Ahora, si bien el acto demandado, entre otras razones, fue expedido para cumplir la orden judicial dictada con ocasión de la medida de urgencia decretada por el Auto del 15 de febrero de 2016 expedido por el magistrado sustanciador de esta Corporación, no se puede obviar que dicho acto derogó la Resolución 5358 del 30 de noviembre 2015, que establecía la base gravable de los vehículos automotores para la vigencia fiscal 2016, porque adolecía de defectos en su formación como se expone en su considerativa y, en todo caso, dicha orden no convalida su expedición con posterioridad a la fecha de causación del tributo para el período 2016.

FUENTE FORMAL: CONSTITUCIÓN POLÍTICA - ARTÍCULO 338 INCISO 3 / CONSTITUCIÓN POLÍTICA - ARTÍCULO 363 / LEY 448 DE 1998 – ARTÍCULO 143 / LEY 448 DE 1998 - ARTÍCULO 144 CONSEJO DE ESTADO SALA DE LO CONTENCIOSO ADMINISTRATIVO SECCIÓN CUARTA SALVAMENTO DE VOTO Referencia Nulidad Radicación 11001-03-27-000-2016-00029-00 (22479) 11001-03-27-000-2016-00038-00 (22459) Acumulados Demandante NICANOR MOYA CARRILLO Demandado MINISTERIO DE TRANSPORTE Con el respeto debido por la decisión mayoritaria, me permito salvar el voto en la providencia proferida dentro del proceso de la referencia, que resolvió negar la nulidad interpuesta contra la Resolución 0000829 del 24 de febrero de 2016, expedida por el Ministerio de Transporte, “Por la cual se establece la base gravable de los vehículos automotores para la vigencia fiscal 2016 y se deroga la Resolución 5358 de 2015”.

La demanda se fundamentó en la violación del principio de irretroactividad de la ley tributaria, porque al momento de expedirse la Resolución 0000829 el 24 de febrero de 2016, el impuesto de vehículos se encontraba causado, acorde con la regla establecida en la Ley 488 de 1998. Mi desacuerdo con la posición asumida por la Sala radica en que considero que la resolución demandada, expedida después de la causación legal del impuesto viola el principio de irretroactividad de las leyes tributarias, por las siguientes razones: El impuesto de vehículos automotores es un gravamen creado por la Ley 488 de 1998, que sustituyó los impuestos de timbre nacional sobre vehículos automotores, de circulación y tránsito y el unificado de vehículos para el Distrito Capital.

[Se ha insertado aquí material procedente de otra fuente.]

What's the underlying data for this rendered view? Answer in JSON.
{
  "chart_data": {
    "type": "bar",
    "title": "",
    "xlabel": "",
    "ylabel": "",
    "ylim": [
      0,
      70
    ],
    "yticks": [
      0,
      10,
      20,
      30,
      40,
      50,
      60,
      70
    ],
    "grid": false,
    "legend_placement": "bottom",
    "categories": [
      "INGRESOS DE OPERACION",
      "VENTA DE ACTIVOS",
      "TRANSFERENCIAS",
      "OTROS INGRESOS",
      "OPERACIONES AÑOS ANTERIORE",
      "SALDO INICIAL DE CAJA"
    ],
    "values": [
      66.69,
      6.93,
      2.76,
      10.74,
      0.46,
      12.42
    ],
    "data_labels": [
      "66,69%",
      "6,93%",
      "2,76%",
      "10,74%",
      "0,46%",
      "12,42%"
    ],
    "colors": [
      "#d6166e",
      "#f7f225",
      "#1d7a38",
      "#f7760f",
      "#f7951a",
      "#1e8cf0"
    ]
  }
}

Su régimen es definido por los artículos de la citada Ley 448 de 1998, entre otros, y en lo que atañe al caso, el artículo 143 se ocupa de la base gravable y el artículo 144 de su causación. El referido artículo 143 señala que la base gravable está constituida por el valor comercial de los vehículos gravados, establecido anualmente mediante resolución expedida en el mes de noviembre del año inmediatamente anterior al gravable, por el Ministerio de Transporte En desarrollo de esta norma se expidió la resolución demandada disponiendo que “La base gravable de los vehículos automotores para el año fiscal 2016, para efectos del pago del impuesto sobre vehículos automotores, será́ el valor indicado en las tablas anexas a la presente resolución, de acuerdo con la correspondiente clase, marca, línea, cilindraje o potencia del motor, número de pasajeros, capacidad de carga y el año modelo, de conformidad con los argumentos expuestos en la parte considerativa de la presente resolución.” (art.), sin embargo, no se tuvo en cuenta el elemento temporal dispuesto en el citado artículo 143, al expedirse en el mes de febrero de 2016.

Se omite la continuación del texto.